Les exemples ne manquent pas pour démontrer la capacité des citoyens à mobiliser leurs savoirs d’usage, leur compréhension de la société et de la politique, leur inventivité et leur volonté d’agir contre la précarité et l’insécurité sociale. Mais les dynamiques citoyennes, associatives ou non, qui se sont investies dans les quartiers populaires autour d’enjeux aussi divers que la réussite scolaire, l’accès à l’emploi, la rénovation urbaine ou la discrimination, sont fragilisées depuis des années par les logiques d’appel à projets et de mise en concurrence, par les restrictions budgétaires, et elles sont rarement reconnues. Plus encore, elles sont vues comme inquiétantes, voire suspectée de communautarisme quand, s’appuyant sur leur expertise des enjeux du quartier, elles s’inscrivent dans une logique démocratique d’interpellation qui s’adresse aux pouvoirs publics pour demander, contrôler, proposer. Il faut donc rouvrir un espace démocratique à l’initiative des classes populaires qui en sont trop souvent exclues.

Actions immédiates

A  –  Créer un Fonds pour une démocratie d’initiative citoyenne

Il faudra renforcer le droit d’interpellation des citoyens par la création d’un Fonds pour une démocratie d’initiative citoyenne. Or, aujourd’hui, seules sont financées la démocratie représentative et la participation des habitants lorsqu’elles sont initiées par les institutions : la démocratie venant directement de l’initiative des citoyens ne l’est pas. Elle devra également pouvoir l’être via un fonds doté d’au moins 5 % du montant total de l’argent public actuellement consacré chaque année au fonctionnement de la démocratie  représentative.
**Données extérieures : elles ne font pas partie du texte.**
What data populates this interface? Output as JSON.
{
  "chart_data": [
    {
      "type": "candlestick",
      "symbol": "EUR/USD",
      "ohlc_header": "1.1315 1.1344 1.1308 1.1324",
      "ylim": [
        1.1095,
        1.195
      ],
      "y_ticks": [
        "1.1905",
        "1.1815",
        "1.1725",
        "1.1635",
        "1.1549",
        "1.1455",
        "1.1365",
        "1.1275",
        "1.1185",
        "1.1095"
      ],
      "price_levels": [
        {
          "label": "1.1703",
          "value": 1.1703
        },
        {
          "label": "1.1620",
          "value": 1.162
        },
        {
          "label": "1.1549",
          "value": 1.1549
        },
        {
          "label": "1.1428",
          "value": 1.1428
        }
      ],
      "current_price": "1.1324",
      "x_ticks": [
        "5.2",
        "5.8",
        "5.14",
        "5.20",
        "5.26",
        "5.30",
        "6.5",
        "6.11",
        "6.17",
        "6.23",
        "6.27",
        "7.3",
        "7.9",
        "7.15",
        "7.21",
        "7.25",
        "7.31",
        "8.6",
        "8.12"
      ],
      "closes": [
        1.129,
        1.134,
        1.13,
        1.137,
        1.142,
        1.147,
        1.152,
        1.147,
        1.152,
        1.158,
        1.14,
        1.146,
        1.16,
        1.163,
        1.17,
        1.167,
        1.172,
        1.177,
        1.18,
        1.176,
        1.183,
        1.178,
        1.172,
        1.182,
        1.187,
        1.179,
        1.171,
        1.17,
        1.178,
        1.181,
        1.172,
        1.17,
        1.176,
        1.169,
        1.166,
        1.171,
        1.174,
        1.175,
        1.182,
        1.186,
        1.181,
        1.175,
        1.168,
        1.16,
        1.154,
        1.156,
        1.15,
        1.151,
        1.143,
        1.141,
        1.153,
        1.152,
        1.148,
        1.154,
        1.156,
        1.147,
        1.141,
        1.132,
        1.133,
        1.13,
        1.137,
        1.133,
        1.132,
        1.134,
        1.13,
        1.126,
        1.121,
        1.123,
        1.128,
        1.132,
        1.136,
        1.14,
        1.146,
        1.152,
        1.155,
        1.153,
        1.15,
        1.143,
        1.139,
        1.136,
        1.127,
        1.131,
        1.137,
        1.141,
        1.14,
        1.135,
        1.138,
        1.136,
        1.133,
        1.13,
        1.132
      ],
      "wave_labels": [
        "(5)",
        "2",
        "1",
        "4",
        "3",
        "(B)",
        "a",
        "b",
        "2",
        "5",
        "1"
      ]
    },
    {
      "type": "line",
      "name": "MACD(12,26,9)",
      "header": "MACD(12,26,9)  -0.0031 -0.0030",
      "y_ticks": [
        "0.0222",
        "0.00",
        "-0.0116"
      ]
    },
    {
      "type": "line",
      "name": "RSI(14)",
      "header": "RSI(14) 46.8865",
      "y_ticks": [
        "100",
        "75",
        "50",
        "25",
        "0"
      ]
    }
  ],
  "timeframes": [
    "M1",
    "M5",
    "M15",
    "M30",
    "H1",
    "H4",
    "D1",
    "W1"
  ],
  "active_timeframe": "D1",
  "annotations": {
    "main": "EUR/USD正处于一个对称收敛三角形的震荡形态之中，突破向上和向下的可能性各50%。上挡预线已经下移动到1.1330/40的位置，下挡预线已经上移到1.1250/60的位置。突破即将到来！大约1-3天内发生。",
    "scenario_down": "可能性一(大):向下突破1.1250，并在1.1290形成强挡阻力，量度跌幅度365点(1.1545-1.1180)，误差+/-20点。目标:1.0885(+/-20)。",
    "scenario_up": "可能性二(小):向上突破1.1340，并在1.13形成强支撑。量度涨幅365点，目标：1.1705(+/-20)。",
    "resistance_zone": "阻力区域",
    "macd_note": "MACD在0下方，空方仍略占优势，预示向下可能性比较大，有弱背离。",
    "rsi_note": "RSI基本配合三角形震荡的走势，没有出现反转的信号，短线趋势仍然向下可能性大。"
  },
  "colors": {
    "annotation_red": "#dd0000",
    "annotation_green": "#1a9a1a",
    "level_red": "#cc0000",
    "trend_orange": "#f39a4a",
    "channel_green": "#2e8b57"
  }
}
B  –  Soutenir la prise de parole des citoyens à leur initiative

Ce fonds financera toute initiative citoyenne contribuant au débat public sur des enjeux d’intérêt commun, à l’échelle locale ou nationale. Il permettra ainsi l’organisation de débats, de contre-expertises, d’évaluations sur des projets portés par l’État, les collectivités territoriales ou les acteurs économiques. L’objectif de ce fonds ne sera pas de financer des projets de services ou d’actions et d’animations sociales, mais de soutenir la prise de parole des citoyens à leur initiative. Il favorisera le développement de collectifs locaux, comme les “tables de quartier”, et fera émerger des sujets qui figurent insuffisamment à l’agenda des politiques publiques et du débat public, tel, par exemple, le contrôle au faciès.